En 1998, le connaisseur ravi intègre l’équipe renommée de LADUREE Champs-Elysées qui comprend alors une célébrité montante des douces architectures, Pierre HERME et un as sacré du salé, Patrice HARDY aujourd’hui, à Neuilly, à la «Truffe Noire». L’influent Christian WILLER l’appelle sur la côte où le membre du Grand Cordon d’or gagnera son premier galon au «Port Palace Hôtel» de Monaco. Le monteur de la carte des ZEBRA SQUARE Monaco/Paris/Moscou (2000-2005) n’aime rien tant que le métissage culturel, cette cuisine française d’horizon nippon, le goût de la différence. Le modernisme contemporain creuse les bases classiques pour échapper aux codifications sans oublier les codes.
«Ouvrier en construction», le chef du Cap Estel essaie la perpétuelle simplicité ignorante des osmoses, la transgression de l’équilibre, la finesse par un fumé sous cloche opalescente, loin du spectacle. «C’est compliqué de parler de la fabrique dans sa tête, la cuisine me tient en pensée jour et nuit. Ma femme cuisine très bien. Cuisiner, c’est vivre». L’ancien conseiller culinaire de l’Hôtel Saint-Martin, à Belleville, poursuit sa ligne de digestibilité avec des assiettes à la technicité invisible emportée par une élégance patente dans l’analogie métaphorique entre carotte et mimolette, croquant/craquant, moelleux/croustillant. Sans aucune brutalité mais avec une douceur toute féminine, le «géant» qui pose ses petits pois, radis ou autres févettes de l’arrière-pays à la pince de chirurgien, magnifie les vinaigres balsamiques LEONARDI dans des déclinaisons polymorphiques glacées.

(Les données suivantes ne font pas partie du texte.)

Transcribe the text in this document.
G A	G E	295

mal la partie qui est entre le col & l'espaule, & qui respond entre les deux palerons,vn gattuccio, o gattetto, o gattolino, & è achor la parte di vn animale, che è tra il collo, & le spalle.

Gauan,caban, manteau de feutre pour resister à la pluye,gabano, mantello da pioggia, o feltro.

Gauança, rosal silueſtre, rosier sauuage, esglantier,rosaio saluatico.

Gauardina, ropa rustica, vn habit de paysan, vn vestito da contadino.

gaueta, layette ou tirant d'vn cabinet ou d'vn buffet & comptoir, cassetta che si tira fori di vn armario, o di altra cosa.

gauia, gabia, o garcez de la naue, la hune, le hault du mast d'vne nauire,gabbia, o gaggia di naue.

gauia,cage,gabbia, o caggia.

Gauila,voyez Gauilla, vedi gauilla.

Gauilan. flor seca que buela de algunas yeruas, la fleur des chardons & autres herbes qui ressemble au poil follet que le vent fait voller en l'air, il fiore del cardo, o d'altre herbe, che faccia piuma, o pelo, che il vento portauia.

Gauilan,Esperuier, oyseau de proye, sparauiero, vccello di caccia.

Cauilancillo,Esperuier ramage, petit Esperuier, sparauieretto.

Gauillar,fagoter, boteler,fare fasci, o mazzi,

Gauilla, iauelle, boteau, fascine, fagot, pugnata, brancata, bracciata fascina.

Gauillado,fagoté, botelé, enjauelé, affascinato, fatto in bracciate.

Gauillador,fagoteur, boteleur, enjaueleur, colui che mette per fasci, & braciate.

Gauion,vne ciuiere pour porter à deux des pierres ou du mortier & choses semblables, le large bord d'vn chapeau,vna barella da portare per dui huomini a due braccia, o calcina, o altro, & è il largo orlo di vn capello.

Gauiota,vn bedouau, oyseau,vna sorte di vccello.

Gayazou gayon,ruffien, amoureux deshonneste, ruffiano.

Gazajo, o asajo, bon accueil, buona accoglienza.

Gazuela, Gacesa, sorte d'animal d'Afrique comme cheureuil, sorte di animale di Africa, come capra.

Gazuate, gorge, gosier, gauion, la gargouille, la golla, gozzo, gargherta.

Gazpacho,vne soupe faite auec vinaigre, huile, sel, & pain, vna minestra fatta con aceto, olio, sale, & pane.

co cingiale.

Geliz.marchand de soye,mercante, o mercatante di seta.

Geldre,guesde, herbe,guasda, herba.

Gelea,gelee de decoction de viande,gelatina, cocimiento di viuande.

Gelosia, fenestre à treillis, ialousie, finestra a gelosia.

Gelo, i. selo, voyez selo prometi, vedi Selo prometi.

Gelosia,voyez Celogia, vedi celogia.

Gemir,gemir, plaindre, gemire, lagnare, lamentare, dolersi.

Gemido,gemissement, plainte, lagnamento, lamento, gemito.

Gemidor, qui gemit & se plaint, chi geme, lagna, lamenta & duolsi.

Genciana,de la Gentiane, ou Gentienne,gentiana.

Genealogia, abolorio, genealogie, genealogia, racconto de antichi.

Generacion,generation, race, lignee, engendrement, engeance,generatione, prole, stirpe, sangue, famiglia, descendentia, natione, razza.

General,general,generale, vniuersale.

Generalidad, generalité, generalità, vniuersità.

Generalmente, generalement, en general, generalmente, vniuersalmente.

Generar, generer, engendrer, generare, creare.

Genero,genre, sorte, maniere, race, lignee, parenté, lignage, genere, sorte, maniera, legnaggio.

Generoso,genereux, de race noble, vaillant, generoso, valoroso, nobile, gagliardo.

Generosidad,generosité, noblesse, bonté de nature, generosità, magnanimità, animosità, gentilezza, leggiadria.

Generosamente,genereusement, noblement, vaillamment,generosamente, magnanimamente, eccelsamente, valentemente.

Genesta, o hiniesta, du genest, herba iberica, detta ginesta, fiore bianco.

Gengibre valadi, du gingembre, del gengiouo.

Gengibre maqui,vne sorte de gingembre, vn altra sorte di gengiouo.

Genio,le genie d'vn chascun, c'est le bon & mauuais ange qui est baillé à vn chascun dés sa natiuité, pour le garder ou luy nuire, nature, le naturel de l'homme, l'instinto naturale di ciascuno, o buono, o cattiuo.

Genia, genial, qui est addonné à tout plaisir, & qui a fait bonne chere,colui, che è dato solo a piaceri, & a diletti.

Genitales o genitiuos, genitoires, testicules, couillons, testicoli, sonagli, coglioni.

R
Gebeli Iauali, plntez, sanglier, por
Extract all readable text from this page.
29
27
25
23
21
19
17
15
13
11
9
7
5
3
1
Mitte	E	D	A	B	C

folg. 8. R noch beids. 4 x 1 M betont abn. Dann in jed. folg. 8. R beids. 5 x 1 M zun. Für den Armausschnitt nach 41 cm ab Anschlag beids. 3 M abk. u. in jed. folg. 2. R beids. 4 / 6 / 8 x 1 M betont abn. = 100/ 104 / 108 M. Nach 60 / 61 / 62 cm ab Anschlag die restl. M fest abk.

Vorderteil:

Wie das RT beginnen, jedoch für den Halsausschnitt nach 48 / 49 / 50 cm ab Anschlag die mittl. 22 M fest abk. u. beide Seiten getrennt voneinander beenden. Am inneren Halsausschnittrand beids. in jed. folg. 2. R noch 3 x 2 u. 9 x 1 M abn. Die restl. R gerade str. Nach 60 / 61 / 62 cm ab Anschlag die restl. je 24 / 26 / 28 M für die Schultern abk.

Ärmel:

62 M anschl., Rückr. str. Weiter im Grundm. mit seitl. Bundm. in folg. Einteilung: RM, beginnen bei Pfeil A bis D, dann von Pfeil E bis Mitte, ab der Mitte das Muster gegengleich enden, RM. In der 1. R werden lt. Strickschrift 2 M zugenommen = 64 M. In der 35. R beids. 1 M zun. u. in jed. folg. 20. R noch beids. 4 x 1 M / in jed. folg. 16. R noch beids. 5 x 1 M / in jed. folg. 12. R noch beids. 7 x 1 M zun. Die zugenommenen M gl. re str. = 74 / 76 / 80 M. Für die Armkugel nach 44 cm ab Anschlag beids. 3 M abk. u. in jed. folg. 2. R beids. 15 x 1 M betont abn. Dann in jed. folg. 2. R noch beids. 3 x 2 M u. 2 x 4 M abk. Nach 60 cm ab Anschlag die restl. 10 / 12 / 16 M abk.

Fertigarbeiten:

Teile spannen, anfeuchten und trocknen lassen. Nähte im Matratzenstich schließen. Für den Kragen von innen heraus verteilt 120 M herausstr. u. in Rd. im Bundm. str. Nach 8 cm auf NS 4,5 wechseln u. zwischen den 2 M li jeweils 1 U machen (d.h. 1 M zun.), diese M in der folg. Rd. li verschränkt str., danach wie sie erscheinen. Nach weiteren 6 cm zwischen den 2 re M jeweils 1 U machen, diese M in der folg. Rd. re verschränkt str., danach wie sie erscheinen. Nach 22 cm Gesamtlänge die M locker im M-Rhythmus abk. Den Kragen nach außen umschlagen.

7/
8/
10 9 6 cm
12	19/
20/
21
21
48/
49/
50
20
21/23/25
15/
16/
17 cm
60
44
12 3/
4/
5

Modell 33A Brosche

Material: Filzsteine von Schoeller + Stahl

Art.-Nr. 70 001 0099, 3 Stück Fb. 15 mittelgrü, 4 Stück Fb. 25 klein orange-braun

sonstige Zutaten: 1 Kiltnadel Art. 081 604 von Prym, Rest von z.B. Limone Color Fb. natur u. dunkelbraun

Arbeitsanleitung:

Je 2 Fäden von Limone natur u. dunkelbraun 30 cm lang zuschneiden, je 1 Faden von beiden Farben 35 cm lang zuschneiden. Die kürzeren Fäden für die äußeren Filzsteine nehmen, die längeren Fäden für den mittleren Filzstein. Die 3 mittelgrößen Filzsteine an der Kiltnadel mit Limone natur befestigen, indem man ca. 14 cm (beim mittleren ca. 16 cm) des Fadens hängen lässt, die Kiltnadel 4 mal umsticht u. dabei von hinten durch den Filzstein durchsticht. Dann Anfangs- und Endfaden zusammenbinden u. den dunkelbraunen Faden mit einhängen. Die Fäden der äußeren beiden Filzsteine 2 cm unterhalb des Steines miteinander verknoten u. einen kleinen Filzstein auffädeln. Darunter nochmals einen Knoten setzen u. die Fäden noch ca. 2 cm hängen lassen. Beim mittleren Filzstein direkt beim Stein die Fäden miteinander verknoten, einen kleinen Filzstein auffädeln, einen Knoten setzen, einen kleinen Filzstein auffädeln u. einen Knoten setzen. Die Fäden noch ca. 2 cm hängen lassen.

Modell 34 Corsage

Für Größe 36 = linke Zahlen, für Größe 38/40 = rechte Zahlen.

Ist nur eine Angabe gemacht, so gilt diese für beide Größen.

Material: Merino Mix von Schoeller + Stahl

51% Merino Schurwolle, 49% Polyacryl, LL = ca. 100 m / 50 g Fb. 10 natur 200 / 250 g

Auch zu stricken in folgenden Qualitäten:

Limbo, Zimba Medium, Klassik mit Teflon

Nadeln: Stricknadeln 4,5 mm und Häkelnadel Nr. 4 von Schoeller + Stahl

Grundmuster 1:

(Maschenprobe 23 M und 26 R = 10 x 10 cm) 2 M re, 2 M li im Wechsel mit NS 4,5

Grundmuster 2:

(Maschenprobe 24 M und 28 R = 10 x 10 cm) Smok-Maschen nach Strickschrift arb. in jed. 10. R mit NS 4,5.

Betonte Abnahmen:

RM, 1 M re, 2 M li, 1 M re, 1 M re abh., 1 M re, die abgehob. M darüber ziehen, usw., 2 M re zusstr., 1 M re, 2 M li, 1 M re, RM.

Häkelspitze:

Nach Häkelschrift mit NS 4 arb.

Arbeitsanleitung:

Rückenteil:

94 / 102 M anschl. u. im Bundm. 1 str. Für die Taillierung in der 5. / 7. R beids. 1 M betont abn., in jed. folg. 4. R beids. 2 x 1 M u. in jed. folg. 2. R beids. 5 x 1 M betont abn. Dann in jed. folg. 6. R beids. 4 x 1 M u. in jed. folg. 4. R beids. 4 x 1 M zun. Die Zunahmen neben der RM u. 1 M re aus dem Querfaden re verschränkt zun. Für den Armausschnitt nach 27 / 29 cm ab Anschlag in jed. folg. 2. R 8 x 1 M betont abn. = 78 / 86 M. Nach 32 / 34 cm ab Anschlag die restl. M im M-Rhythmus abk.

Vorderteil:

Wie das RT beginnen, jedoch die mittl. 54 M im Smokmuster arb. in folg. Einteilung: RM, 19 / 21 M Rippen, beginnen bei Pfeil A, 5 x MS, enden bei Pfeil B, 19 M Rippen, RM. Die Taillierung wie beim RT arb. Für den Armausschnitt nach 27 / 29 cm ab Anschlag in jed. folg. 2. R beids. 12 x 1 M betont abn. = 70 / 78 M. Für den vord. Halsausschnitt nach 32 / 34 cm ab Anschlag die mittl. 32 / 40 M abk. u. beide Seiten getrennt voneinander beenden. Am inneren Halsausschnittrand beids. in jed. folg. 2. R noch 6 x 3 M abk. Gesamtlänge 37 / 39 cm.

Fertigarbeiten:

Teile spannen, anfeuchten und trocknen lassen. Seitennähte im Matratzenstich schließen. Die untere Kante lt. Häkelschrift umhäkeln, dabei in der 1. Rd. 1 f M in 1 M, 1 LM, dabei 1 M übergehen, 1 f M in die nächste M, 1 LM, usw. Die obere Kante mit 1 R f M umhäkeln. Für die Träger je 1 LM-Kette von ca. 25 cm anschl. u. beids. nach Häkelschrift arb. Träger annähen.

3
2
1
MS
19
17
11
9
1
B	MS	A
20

«Mon adoration des légumes me guide à une ferveur pour le végétal». «Transcender la simplicité est une forme d’élégance» répète à l’envie le Chef heureux dans son jardin potager médiéval dont les restanques surplombent le Domaine. Une rage printanière, un ensemble aérien et des plats végétariens. Le bouillon du risotto ne comporte pas moins de quatorze légumes. « La maîtrise n’exclut pas la mise en danger sans filet» entre l’extrême orient et la belle bleue. «Un cuisinier se construit autour de voyages initiatiques, d’impulsion, d’analyses. La cuisine, honnête envers soi-même, consiste à ne jamais sur-jouer». Dans le «Tartare de loup au caviar», l’osciètre royal «roule en bouche». Les textures résonnent justement avec les températures, les matières ne font pas de manières. La vinaigrette d’orange sicilienne embrasse la Saint-Jacques, le citron son acidité. Le sucré cèle tout. «J’ai été bercé par des pâtissiers tout au long de ma carrière».
Sans violence, avec l’aménité de sa tendresse, avec des concentrés de tendreté, pointilleux et pointilliste, Patrick RAINGEARD retourne à l’assoupissement de l’enfance qui vaporise soudain notre visage caressé par les embruns marins. Notre cerveau flotte dans une vielle bibliothèque britannique avec ses sentiments instantanés. La gavotte danse autour du café. La terrasse tangue dans ce paysage iodé d’arbres parasols aux sentiers frayés par le Baron Nicolaï Vladimirovitch Staël von Holstein. Une halte éternelle.